Why can’t I remember them? Probably because I went through them so fast there was no time to form a longterm impression. Some of them were over my head and I passed through them without having grasped them (I read Joyce during that senior year and it made no impression other than the sense of being completely out of my depth—I’ve since reread Ulysses and so I can claim it). I read a number of science books that left behind a lot of general scientific information, but nothing about the specific texts. And then there was a considerable amount of what one might call “trash” fiction—which term I loathe, but I use it here as a handy marker, since I think everyone, whether they admit it or not, knows exactly what I mean. For instance, Anne and Serge Golon’s Angelique series. I don’t think I read them all, but I read a number, and aside from a vague costume drama residue and a lot of erotic imagery, not a bit of their plots or characters remain in memory. The same can be said of any number of antebellum novels, like the Kyle Onstott/Lance Horner Falconhurst series, some of which I read back in grade school, but again, little of that stuck. (There was a fad for these things in the mid to late Sixties and several writers indulged–Ashley Carter comes to mind, and Boyd Upchurch. Ah, well.)
Sometime after I turned 21 I consciously slowed my reading down. I realized even then that I was retaining little. Oh, it stuck for a while, it was the perfect “cramming” technique, but even then I could barely remember what I’d read two years prior. That, and I was simply not enjoying it. Everything reduced to “textual experiences” that held none of the real pleasure of reading a good book.
So I went too far in the other direction. In a good year I read between 70 and 80 books cover to cover now. If I estimated all reading, it probably comes up to the equivalent maybe 120 or so. A far cry from when I read four or five hundred a year.
But I’m enjoying each one now, and remembering them more clearly. I would hate to read certain books too fast—books that should be savored.
So I won’t be getting through my stacks. Ever. But I find I am appreciating the journey a lot better.
I could have written this myself.

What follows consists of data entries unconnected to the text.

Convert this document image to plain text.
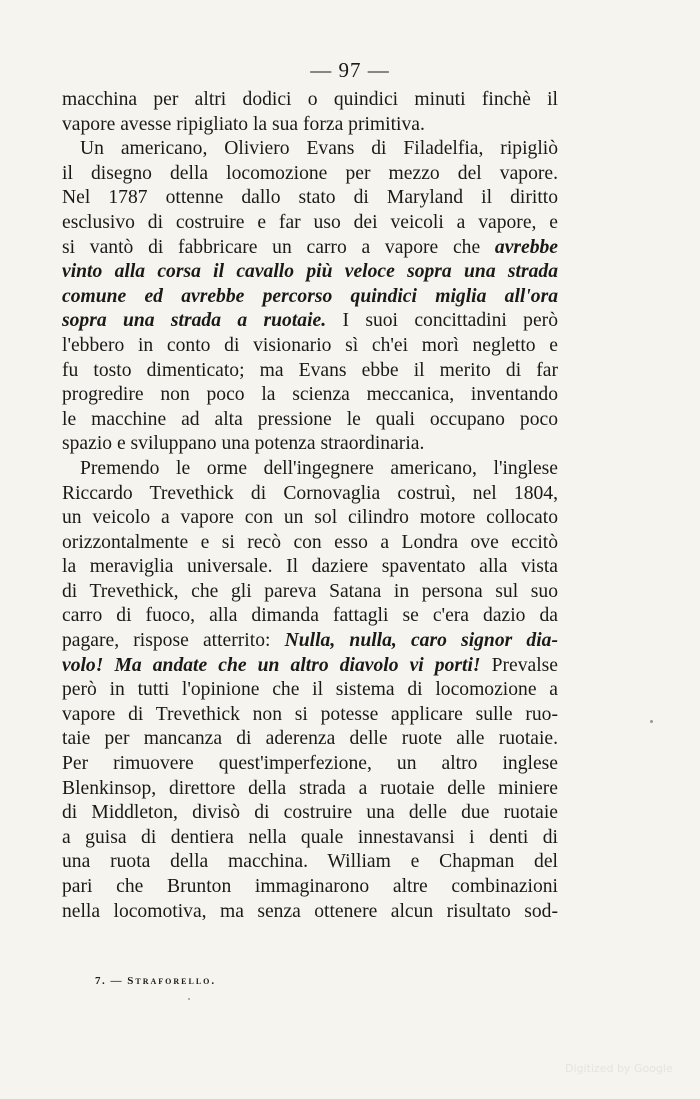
— 97 —
macchina per altri dodici o quindici minuti finchè il
vapore avesse ripigliato la sua forza primitiva.
Un americano, Oliviero Evans di Filadelfia, ripigliò
il disegno della locomozione per mezzo del vapore.
Nel 1787 ottenne dallo stato di Maryland il diritto
esclusivo di costruire e far uso dei veicoli a vapore, e
si vantò di fabbricare un carro a vapore che avrebbe
vinto alla corsa il cavallo più veloce sopra una strada
comune ed avrebbe percorso quindici miglia all'ora
sopra una strada a ruotaie. I suoi concittadini però
l'ebbero in conto di visionario sì ch'ei morì negletto e
fu tosto dimenticato; ma Evans ebbe il merito di far
progredire non poco la scienza meccanica, inventando
le macchine ad alta pressione le quali occupano poco
spazio e sviluppano una potenza straordinaria.
Premendo le orme dell'ingegnere americano, l'inglese
Riccardo Trevethick di Cornovaglia costruì, nel 1804,
un veicolo a vapore con un sol cilindro motore collocato
orizzontalmente e si recò con esso a Londra ove eccitò
la meraviglia universale. Il daziere spaventato alla vista
di Trevethick, che gli pareva Satana in persona sul suo
carro di fuoco, alla dimanda fattagli se c'era dazio da
pagare, rispose atterrito: Nulla, nulla, caro signor dia-
volo! Ma andate che un altro diavolo vi porti! Prevalse
però in tutti l'opinione che il sistema di locomozione a
vapore di Trevethick non si potesse applicare sulle ruo-
taie per mancanza di aderenza delle ruote alle ruotaie.
Per rimuovere quest'imperfezione, un altro inglese
Blenkinsop, direttore della strada a ruotaie delle miniere
di Middleton, divisò di costruire una delle due ruotaie
a guisa di dentiera nella quale innestavansi i denti di
una ruota della macchina. William e Chapman del
pari che Brunton immaginarono altre combinazioni
nella locomotiva, ma senza ottenere alcun risultato sod-
7. — Straforello.
Digitized by Google
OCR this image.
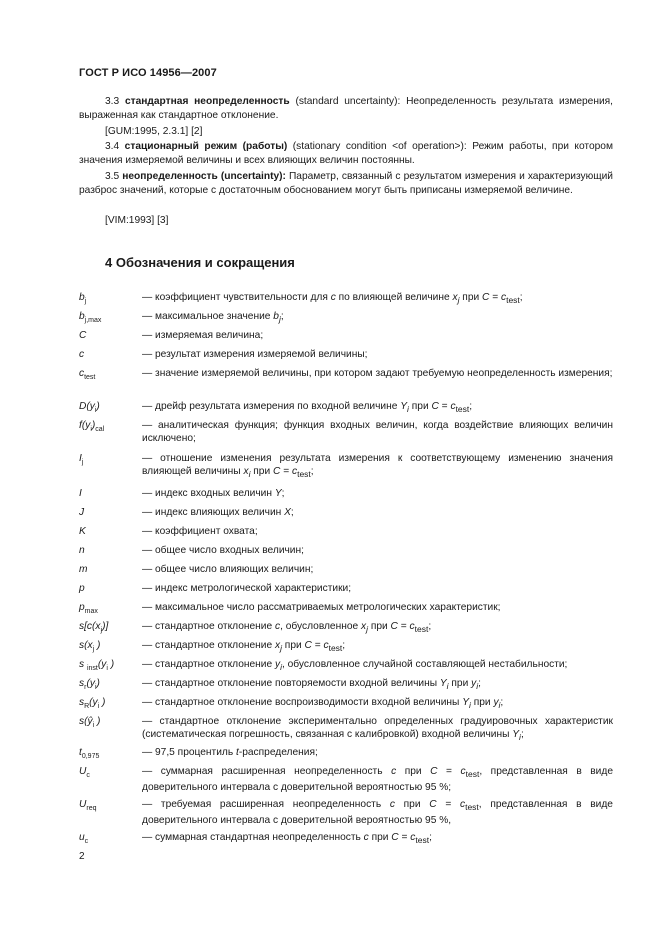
ГОСТ Р ИСО 14956—2007
3.3 стандартная неопределенность (standard uncertainty): Неопределенность результата измерения, выраженная как стандартное отклонение.
[GUM:1995, 2.3.1] [2]
3.4 стационарный режим (работы) (stationary condition <of operation>): Режим работы, при котором значения измеряемой величины и всех влияющих величин постоянны.
3.5 неопределенность (uncertainty): Параметр, связанный с результатом измерения и характеризующий разброс значений, которые с достаточным обоснованием могут быть приписаны измеряемой величине.
[VIM:1993] [3]
4 Обозначения и сокращения
$b_j$	— коэффициент чувствительности для c по влияющей величине $x_j$ при $C = c_{test}$;
$b_{j,max}$	— максимальное значение $b_j$;
C	— измеряемая величина;
c	— результат измерения измеряемой величины;
$c_{test}$	— значение измеряемой величины, при котором задают требуемую неопределенность измерения;
$D(y_i)$	— дрейф результата измерения по входной величине $Y_i$ при $C = c_{test}$;
$f(y_i)_{cal}$	— аналитическая функция; функция входных величин, когда воздействие влияющих величин исключено;
$I_j$	— отношение изменения результата измерения к соответствующему изменению значения влияющей величины $x_i$ при $C = c_{test}$;
I	— индекс входных величин Y;
J	— индекс влияющих величин X;
K	— коэффициент охвата;
n	— общее число входных величин;
m	— общее число влияющих величин;
p	— индекс метрологической характеристики;
$p_{max}$	— максимальное число рассматриваемых метрологических характеристик;
$s[c(x_j)]$	— стандартное отклонение c, обусловленное $x_j$ при $C = c_{test}$;
$s(x_j$ )	— стандартное отклонение $x_j$ при $C = c_{test}$;
s $_{inst}(y_i$ )	— стандартное отклонение $y_i$, обусловленное случайной составляющей нестабильности;
$s_r(y_i)$	— стандартное отклонение повторяемости входной величины $Y_i$ при $y_i$;
$s_R(y_i$ )	— стандартное отклонение воспроизводимости входной величины $Y_i$ при $y_i$;
$s(ŷ_i$ )	— стандартное отклонение экспериментально определенных градуировочных характеристик (систематическая погрешность, связанная с калибровкой) входной величины $Y_i$;
$t_{0,975}$	— 97,5 процентиль t-распределения;
$U_c$	— суммарная расширенная неопределенность c при $C = c_{test}$, представленная в виде доверительного интервала с доверительной вероятностью 95 %;
$U_{req}$	— требуемая расширенная неопределенность c при $C = c_{test}$, представленная в виде доверительного интервала с доверительной вероятностью 95 %,
$u_c$	— суммарная стандартная неопределенность c при $C = c_{test}$;
2
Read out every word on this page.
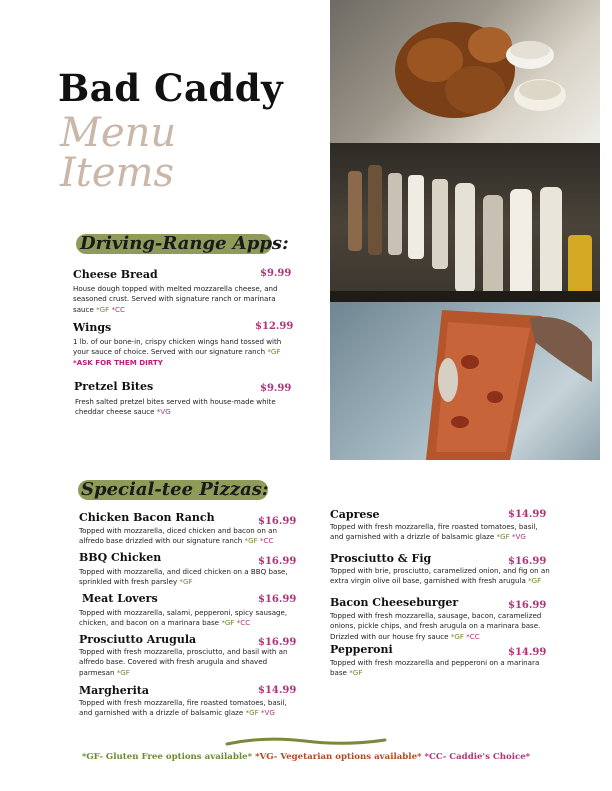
Bad Caddy
Menu
Items
Driving-Range Apps:
Cheese Bread	$9.99
House dough topped with melted mozzarella cheese, and seasoned crust. Served with signature ranch or marinara sauce *GF *CC
Wings	$12.99
1 lb. of our bone-in, crispy chicken wings hand tossed with your sauce of choice. Served with our signature ranch *GF
*ASK FOR THEM DIRTY
Pretzel Bites	$9.99
Fresh salted pretzel bites served with house-made white cheddar cheese sauce *VG
Special-tee Pizzas:
Chicken Bacon Ranch	$16.99
Topped with mozzarella, diced chicken and bacon on an alfredo base drizzled with our signature ranch *GF *CC
BBQ Chicken	$16.99
Topped with mozzarella, and diced chicken on a BBQ base, sprinkled with fresh parsley *GF
Meat Lovers	$16.99
Topped with mozzarella, salami, pepperoni, spicy sausage, chicken, and bacon on a marinara base *GF *CC
Prosciutto Arugula	$16.99
Topped with fresh mozzarella, prosciutto, and basil with an alfredo base. Covered with fresh arugula and shaved parmesan *GF
Margherita	$14.99
Topped with fresh mozzarella, fire roasted tomatoes, basil, and garnished with a drizzle of balsamic glaze *GF *VG
Caprese	$14.99
Topped with fresh mozzarella, fire roasted tomatoes, basil, and garnished with a drizzle of balsamic glaze *GF *VG
Prosciutto & Fig	$16.99
Topped with brie, prosciutto, caramelized onion, and fig on an extra virgin olive oil base, garnished with fresh arugula *GF
Bacon Cheeseburger	$16.99
Topped with fresh mozzarella, sausage, bacon, caramelized onions, pickle chips, and fresh arugula on a marinara base. Drizzled with our house fry sauce *GF *CC
Pepperoni	$14.99
Topped with fresh mozzarella and pepperoni on a marinara base *GF
*GF- Gluten Free options available* *VG- Vegetarian options available* *CC- Caddie's Choice*
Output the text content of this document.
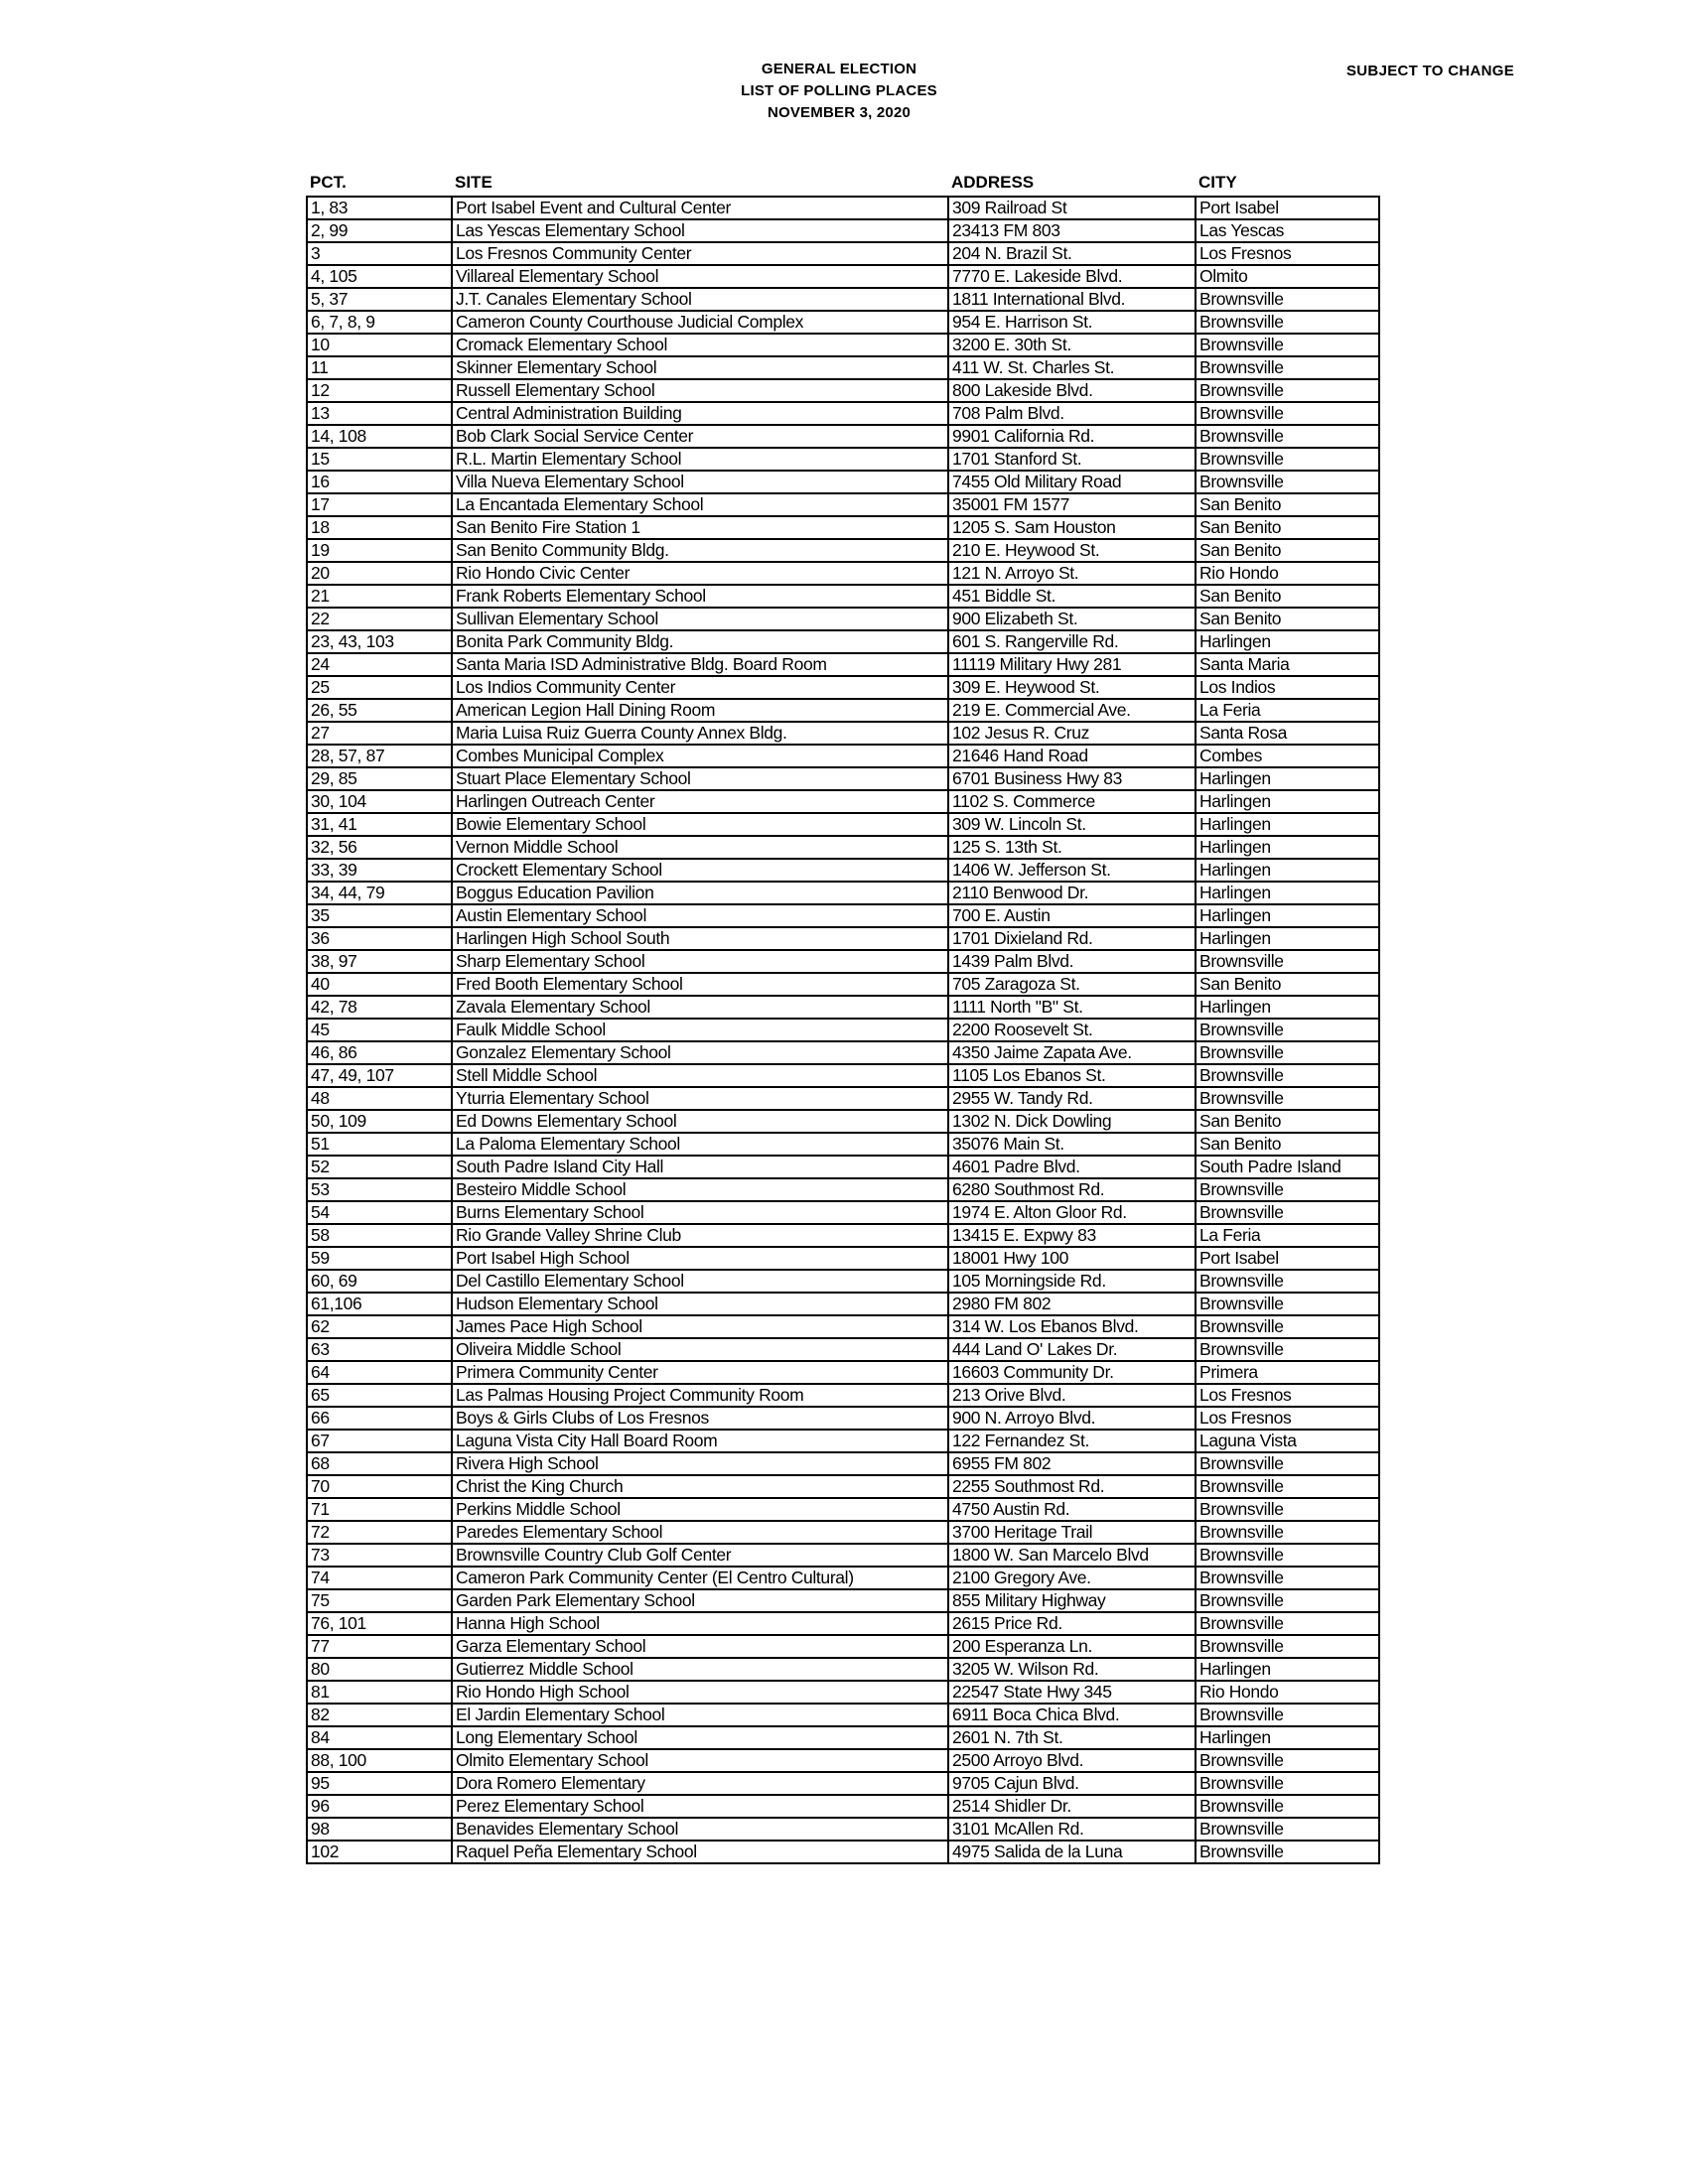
GENERAL ELECTION
LIST OF POLLING PLACES
NOVEMBER 3, 2020
SUBJECT TO CHANGE
PCT.	SITE	ADDRESS	CITY
1, 83	Port Isabel Event and Cultural Center	309 Railroad St	Port Isabel
2, 99	Las Yescas Elementary School	23413 FM 803	Las Yescas
3	Los Fresnos Community Center	204 N. Brazil St.	Los Fresnos
4, 105	Villareal Elementary School	7770 E. Lakeside Blvd.	Olmito
5, 37	J.T. Canales Elementary School	1811 International Blvd.	Brownsville
6, 7, 8, 9	Cameron County Courthouse Judicial Complex	954 E. Harrison St.	Brownsville
10	Cromack Elementary School	3200 E. 30th St.	Brownsville
11	Skinner Elementary School	411 W. St. Charles St.	Brownsville
12	Russell Elementary School	800 Lakeside Blvd.	Brownsville
13	Central Administration Building	708 Palm Blvd.	Brownsville
14, 108	Bob Clark Social Service Center	9901 California Rd.	Brownsville
15	R.L. Martin Elementary School	1701 Stanford St.	Brownsville
16	Villa Nueva Elementary School	7455 Old Military Road	Brownsville
17	La Encantada Elementary School	35001 FM 1577	San Benito
18	San Benito Fire Station 1	1205 S. Sam Houston	San Benito
19	San Benito Community Bldg.	210 E. Heywood St.	San Benito
20	Rio Hondo Civic Center	121 N. Arroyo St.	Rio Hondo
21	Frank Roberts Elementary School	451 Biddle St.	San Benito
22	Sullivan Elementary School	900 Elizabeth St.	San Benito
23, 43, 103	Bonita Park Community Bldg.	601 S. Rangerville Rd.	Harlingen
24	Santa Maria ISD Administrative Bldg. Board Room	11119 Military Hwy 281	Santa Maria
25	Los Indios Community Center	309 E. Heywood St.	Los Indios
26, 55	American Legion Hall Dining Room	219 E. Commercial Ave.	La Feria
27	Maria Luisa Ruiz Guerra County Annex Bldg.	102 Jesus R. Cruz	Santa Rosa
28, 57, 87	Combes Municipal Complex	21646 Hand Road	Combes
29, 85	Stuart Place Elementary School	6701 Business Hwy 83	Harlingen
30, 104	Harlingen Outreach Center	1102 S. Commerce	Harlingen
31, 41	Bowie Elementary School	309 W. Lincoln St.	Harlingen
32, 56	Vernon Middle School	125 S. 13th St.	Harlingen
33, 39	Crockett Elementary School	1406 W. Jefferson St.	Harlingen
34, 44, 79	Boggus Education Pavilion	2110 Benwood Dr.	Harlingen
35	Austin Elementary School	700 E. Austin	Harlingen
36	Harlingen High School South	1701 Dixieland Rd.	Harlingen
38, 97	Sharp Elementary School	1439 Palm Blvd.	Brownsville
40	Fred Booth Elementary School	705 Zaragoza St.	San Benito
42, 78	Zavala Elementary School	1111 North "B" St.	Harlingen
45	Faulk Middle School	2200 Roosevelt St.	Brownsville
46, 86	Gonzalez Elementary School	4350 Jaime Zapata Ave.	Brownsville
47, 49, 107	Stell Middle School	1105 Los Ebanos St.	Brownsville
48	Yturria Elementary School	2955 W. Tandy Rd.	Brownsville
50, 109	Ed Downs Elementary School	1302 N. Dick Dowling	San Benito
51	La Paloma Elementary School	35076 Main St.	San Benito
52	South Padre Island City Hall	4601 Padre Blvd.	South Padre Island
53	Besteiro Middle School	6280 Southmost Rd.	Brownsville
54	Burns Elementary School	1974 E. Alton Gloor Rd.	Brownsville
58	Rio Grande Valley Shrine Club	13415 E. Expwy 83	La Feria
59	Port Isabel High School	18001 Hwy 100	Port Isabel
60, 69	Del Castillo Elementary School	105 Morningside Rd.	Brownsville
61,106	Hudson Elementary School	2980 FM 802	Brownsville
62	James Pace High School	314 W. Los Ebanos Blvd.	Brownsville
63	Oliveira Middle School	444 Land O' Lakes Dr.	Brownsville
64	Primera Community Center	16603 Community Dr.	Primera
65	Las Palmas Housing Project Community Room	213 Orive Blvd.	Los Fresnos
66	Boys & Girls Clubs of Los Fresnos	900 N. Arroyo Blvd.	Los Fresnos
67	Laguna Vista City Hall Board Room	122 Fernandez St.	Laguna Vista
68	Rivera High School	6955 FM 802	Brownsville
70	Christ the King Church	2255 Southmost Rd.	Brownsville
71	Perkins Middle School	4750 Austin Rd.	Brownsville
72	Paredes Elementary School	3700 Heritage Trail	Brownsville
73	Brownsville Country Club Golf Center	1800 W. San Marcelo Blvd	Brownsville
74	Cameron Park Community Center (El Centro Cultural)	2100 Gregory Ave.	Brownsville
75	Garden Park Elementary School	855 Military Highway	Brownsville
76, 101	Hanna High School	2615 Price Rd.	Brownsville
77	Garza Elementary School	200 Esperanza Ln.	Brownsville
80	Gutierrez Middle School	3205 W. Wilson Rd.	Harlingen
81	Rio Hondo High School	22547 State Hwy 345	Rio Hondo
82	El Jardin Elementary School	6911 Boca Chica Blvd.	Brownsville
84	Long Elementary School	2601 N. 7th St.	Harlingen
88, 100	Olmito Elementary School	2500 Arroyo Blvd.	Brownsville
95	Dora Romero Elementary	9705 Cajun Blvd.	Brownsville
96	Perez Elementary School	2514 Shidler Dr.	Brownsville
98	Benavides Elementary School	3101 McAllen Rd.	Brownsville
102	Raquel Peña Elementary School	4975 Salida de la Luna	Brownsville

I’ve only marked some 160+ books on Goodreads as “read”, though I’ve read many more than that. Too much work to go back and add all the ones that I do remember, let alone only remember reading.
I’ve also curbed my own compulsion in recent years, buying less, and less frequently. I even filled up two boxes last week with paperbacks bought with the thought “I might read that someday…”, but won’t – and don’t expect anyone else in the family to read them either.
“But I find I am appreciating the journey a lot better.”
I find I am as well. Nice post.
When I was a kid, there was a comic hero named, I think, Johnny Speed. He could read a whole book in a few seconds just by riffling the pages. I thought I envied him, but even then, I knew that I felt much better about a book I had spent time with–assuming it was a book I decided was worth the time. Others–Frank Yerby, for example–were fun and enjoyable so long as they did not take a lot of time, but just moved me fast from beginning to end. I couldn’t possibly guess how many books I have read, any more than I can guess how many books fill several areas of my home and desperately need to be moved out to some worthy and welcoming home away from me. I really need the space! But when I begin to put them in boxes, I have to close my mind down entirely and be ruthless, or I end up thinking about even the bad ones–that might come in handy some day. That’s when the stacks return to their previous height and I worry more about the second floor collapsing under us.